To make dedup[0] fast, I use a tree with device id, size, first byte, last byte,...

gblargg · on Feb 26, 2025

How much time is saved by not comparing full file contents? Given that this is a tool some people will only run occasionally, having it take 30 seconds instead of 15 is a small price to pay for ensuring it doesn't treat two differing files as equal.

xanderlewis · on Feb 26, 2025

Same size, same first and last bytes, and same SHA-256.

…and you’re not worried about shark attacks, are you?

gblargg · on March 5, 2025

I just don't understand why one would intentionally throw chance into a tool that one wants to be 100% robust. It's baffling.

wink · on Feb 26, 2025

FWIW, when I wrote a tool like this I used same size + some hash function, not MD5 but maybe SHA1, don't remember. First and last bytes is a good idea, didn't think of that.

pornel · on Feb 26, 2025

Reading just the first byte is probably wasting a read of the whole block.
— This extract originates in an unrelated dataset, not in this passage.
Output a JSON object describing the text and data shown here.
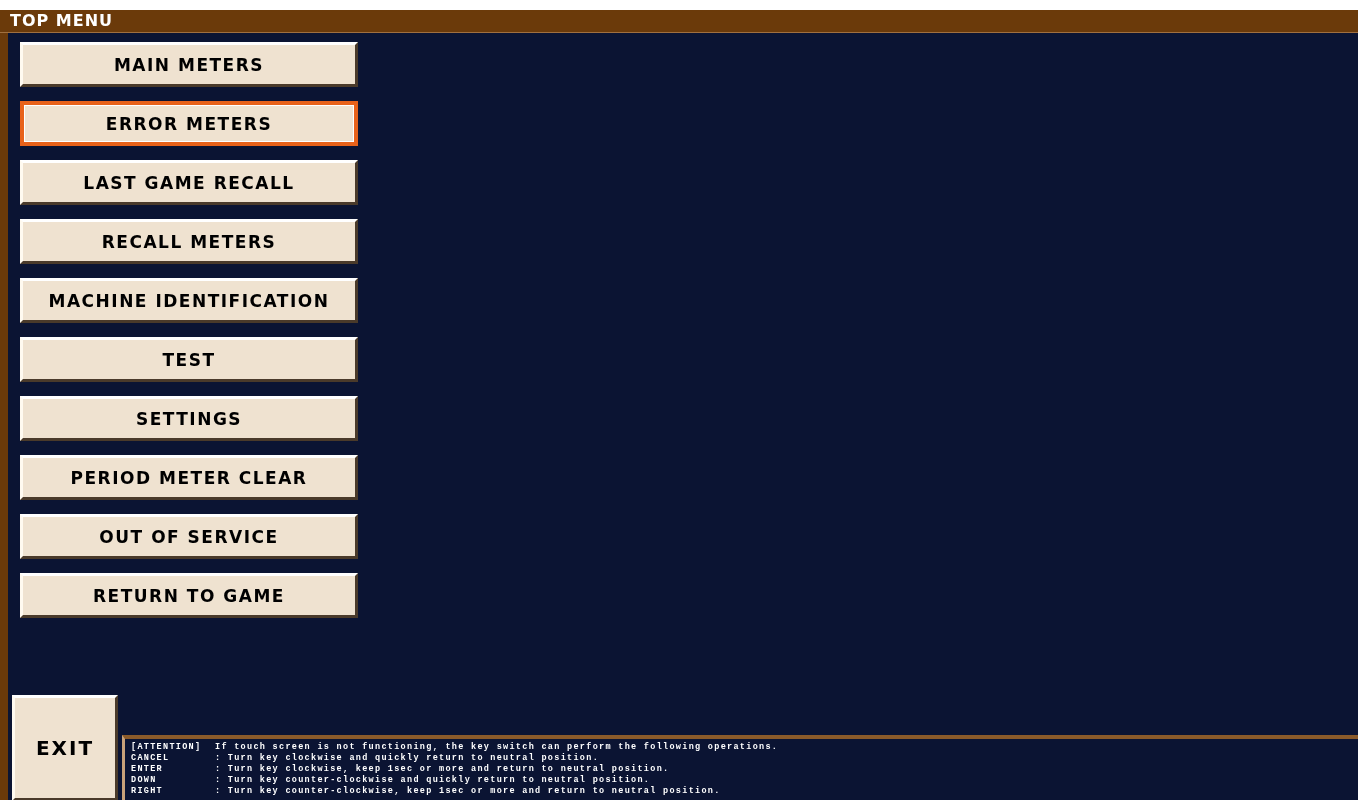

Hashing the whole file after that is wasteful. You need to read (and hash) only as much as needed to demonstrate uniqueness of the file in the set.

The tree concept can be extended to every byte in the file:

https://github.com/kornelski/dupe-krill?tab=readme-ov-file#n...

jonhohle · on Feb 27, 2025

Yeah, there is definitely some merit to more efficient hashing. Trees with a lot of duplicates require a lot of hashing, but hashing the entire file would be required regardless of whether partial hashes or done or not.

I have one data set where `dedup` was 40% faster than `dupe-krill` and another where `dupe-drill` was 45% faster than `dedup`.

`dupe-krill` uses blake3, which last I checked, was not hardware accelerated on M series processors. What's interesting is that because of hardware acceleration, `dedup` is mostly CPU-idle, waiting on the hash calculation, while `dupe-krill` is maxing out 3 cores.

Thanks for the link!